La connectivité terrestre entre l’Algérie et la Tunisie franchit une étape significative avec le lancement, ce 12 et 13 mars, de deux lignes internationales régulières par autobus.
Ainsi, cette initiative, pilotée par la société tunisienne de transport interurbain en coordination avec l’entreprise publique algérienne de transport, vise à structurer et sécuriser les déplacements entre les deux pays.
Une liaison directe vers Alger
En effet, la première ligne relie Tunis à Alger sur une distance d’environ 980 kilomètres. Le trajet traverse, côté tunisien, les villes du Kef, Tajerouine et Kalaat Senan, avant de poursuivre en Algérie via Constantine, Sétif et Bordj Bou Arréridj jusqu’à la capitale.
Cette ligne sera assurée deux fois par semaine, avec des départs simultanés de la gare de Bab Alioua à Tunis et d’Alger les jeudis et samedis à 20h00.

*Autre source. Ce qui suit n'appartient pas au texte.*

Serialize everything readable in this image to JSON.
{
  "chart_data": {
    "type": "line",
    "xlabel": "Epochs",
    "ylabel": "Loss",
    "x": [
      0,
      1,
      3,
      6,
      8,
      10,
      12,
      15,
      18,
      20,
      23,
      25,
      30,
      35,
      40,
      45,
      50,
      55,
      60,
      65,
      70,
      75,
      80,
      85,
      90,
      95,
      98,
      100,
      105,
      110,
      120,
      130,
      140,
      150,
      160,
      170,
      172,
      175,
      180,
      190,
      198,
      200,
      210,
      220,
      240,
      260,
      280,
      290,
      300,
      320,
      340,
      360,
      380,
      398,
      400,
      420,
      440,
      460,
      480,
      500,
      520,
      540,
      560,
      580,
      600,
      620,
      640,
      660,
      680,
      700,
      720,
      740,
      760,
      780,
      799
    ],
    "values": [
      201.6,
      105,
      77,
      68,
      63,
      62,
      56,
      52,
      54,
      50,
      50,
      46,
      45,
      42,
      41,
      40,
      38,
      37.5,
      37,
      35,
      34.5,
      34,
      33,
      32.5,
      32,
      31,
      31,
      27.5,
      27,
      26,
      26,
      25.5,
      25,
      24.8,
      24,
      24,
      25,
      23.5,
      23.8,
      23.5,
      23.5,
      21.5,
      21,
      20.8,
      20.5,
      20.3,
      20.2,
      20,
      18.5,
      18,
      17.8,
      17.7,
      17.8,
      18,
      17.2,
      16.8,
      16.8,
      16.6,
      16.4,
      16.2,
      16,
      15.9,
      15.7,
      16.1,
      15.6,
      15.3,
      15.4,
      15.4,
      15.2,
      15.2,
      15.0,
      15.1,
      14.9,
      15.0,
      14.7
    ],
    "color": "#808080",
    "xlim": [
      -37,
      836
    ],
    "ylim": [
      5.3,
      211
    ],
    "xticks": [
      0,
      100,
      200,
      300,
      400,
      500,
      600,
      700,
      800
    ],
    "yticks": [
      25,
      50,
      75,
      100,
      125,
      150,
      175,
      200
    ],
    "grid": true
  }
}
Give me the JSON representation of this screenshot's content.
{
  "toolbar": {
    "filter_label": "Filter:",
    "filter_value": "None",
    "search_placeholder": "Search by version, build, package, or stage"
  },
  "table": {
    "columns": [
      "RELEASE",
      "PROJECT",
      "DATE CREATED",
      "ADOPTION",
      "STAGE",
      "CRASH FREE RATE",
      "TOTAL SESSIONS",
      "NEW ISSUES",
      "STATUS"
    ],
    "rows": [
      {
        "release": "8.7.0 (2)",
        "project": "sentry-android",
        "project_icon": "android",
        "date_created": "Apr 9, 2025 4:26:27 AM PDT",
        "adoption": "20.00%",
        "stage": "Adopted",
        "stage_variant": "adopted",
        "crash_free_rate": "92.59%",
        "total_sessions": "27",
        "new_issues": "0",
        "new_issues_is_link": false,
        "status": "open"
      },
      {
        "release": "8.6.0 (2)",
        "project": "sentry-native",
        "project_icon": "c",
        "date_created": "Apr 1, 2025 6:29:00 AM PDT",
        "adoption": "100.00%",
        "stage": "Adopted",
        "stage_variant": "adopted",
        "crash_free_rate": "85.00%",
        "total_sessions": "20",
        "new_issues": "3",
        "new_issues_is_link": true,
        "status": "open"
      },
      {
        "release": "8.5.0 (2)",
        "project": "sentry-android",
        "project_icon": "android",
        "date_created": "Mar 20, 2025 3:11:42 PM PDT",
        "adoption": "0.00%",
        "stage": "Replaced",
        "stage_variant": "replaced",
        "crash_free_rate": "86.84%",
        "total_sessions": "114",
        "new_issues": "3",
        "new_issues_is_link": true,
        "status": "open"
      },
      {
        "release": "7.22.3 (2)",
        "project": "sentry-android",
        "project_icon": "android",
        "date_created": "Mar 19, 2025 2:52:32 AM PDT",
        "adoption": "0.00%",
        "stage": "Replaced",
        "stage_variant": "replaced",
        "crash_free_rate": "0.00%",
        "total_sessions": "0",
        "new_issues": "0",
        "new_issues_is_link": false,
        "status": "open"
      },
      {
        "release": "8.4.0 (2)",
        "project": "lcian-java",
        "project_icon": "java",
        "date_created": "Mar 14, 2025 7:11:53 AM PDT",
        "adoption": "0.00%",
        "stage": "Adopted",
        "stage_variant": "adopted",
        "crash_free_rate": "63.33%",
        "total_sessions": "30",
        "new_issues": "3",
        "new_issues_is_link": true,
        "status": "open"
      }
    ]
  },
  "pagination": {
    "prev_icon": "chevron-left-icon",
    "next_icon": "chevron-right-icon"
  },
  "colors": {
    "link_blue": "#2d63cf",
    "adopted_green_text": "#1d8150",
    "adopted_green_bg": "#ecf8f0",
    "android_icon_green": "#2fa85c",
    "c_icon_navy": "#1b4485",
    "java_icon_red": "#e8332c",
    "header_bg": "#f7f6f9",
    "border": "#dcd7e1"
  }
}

Une desserte vers Annaba pour renforcer l’est
La seconde ligne cible l’est algérien, reliant Tunis à Annaba sur un parcours d’environ 320 kilomètres. Les bus passeront par Béja, Jendouba, Aïn Draham, Babouch, El Ayoun, La Calle, Aïn Assel et Ben M’Hidi avant d’atteindre leur destination.
Quatre voyages sont programmés chaque semaine — les jeudis, vendredis, samedis et dimanches — avec des départs à 7h00 du matin depuis la gare de Bab Saadoun à Tunis et des départs simultanés depuis Annaba.
Une démarche bilatérale pour renforcer la coopération
Selon les autorités tunisiennes, ce lancement s’inscrit dans le cadre du renforcement de la coopération bilatérale et de la consolidation des liens entre les populations. La décision avait été actée lors de la commission mixte algéro-tunisienne tenue en décembre dernier à Tunis.
Un accord sur l’organisation et l’exploitation conjointe des lignes régulières internationales de transport routier a été signé par le Premier ministre algérien, Sifi Ghrieb, et son homologue tunisienne, Sara Zaafrani Zenzri.
Fin d’un vide dans le transport routier
Ces lignes mettent fin à une longue absence de transport public officiel entre les deux pays. En 2018, une expérience menée par une société algérienne privée avait assuré des liaisons quotidiennes entre Alger–Tunis et Tunis–Annaba, mais avait été interrompue suite à la saisie des biens de l’entreprise dans une affaire de corruption.
L’absence de lignes régulières avait alors favorisé le recours à des transporteurs informels et à des taxis non réglementés aux neuf postes frontaliers. Les voyageurs devaient souvent franchir la frontière à pied avant de reprendre un taxi de l’autre côté.
Un soulagement pour les voyageurs
La mise en service de ces nouvelles lignes devrait réduire les contraintes pour les usagers sans véhicule personnel et encadrer plus efficacement le flux de déplacements transfrontaliers.
Enfin, cette ligne vient compléter la reprise, en août 2024, de la liaison ferroviaire internationale Annaba–Tunis, assurant des dessertes quotidiennes entre Annaba et le centre de Tunis via plusieurs localités frontalières.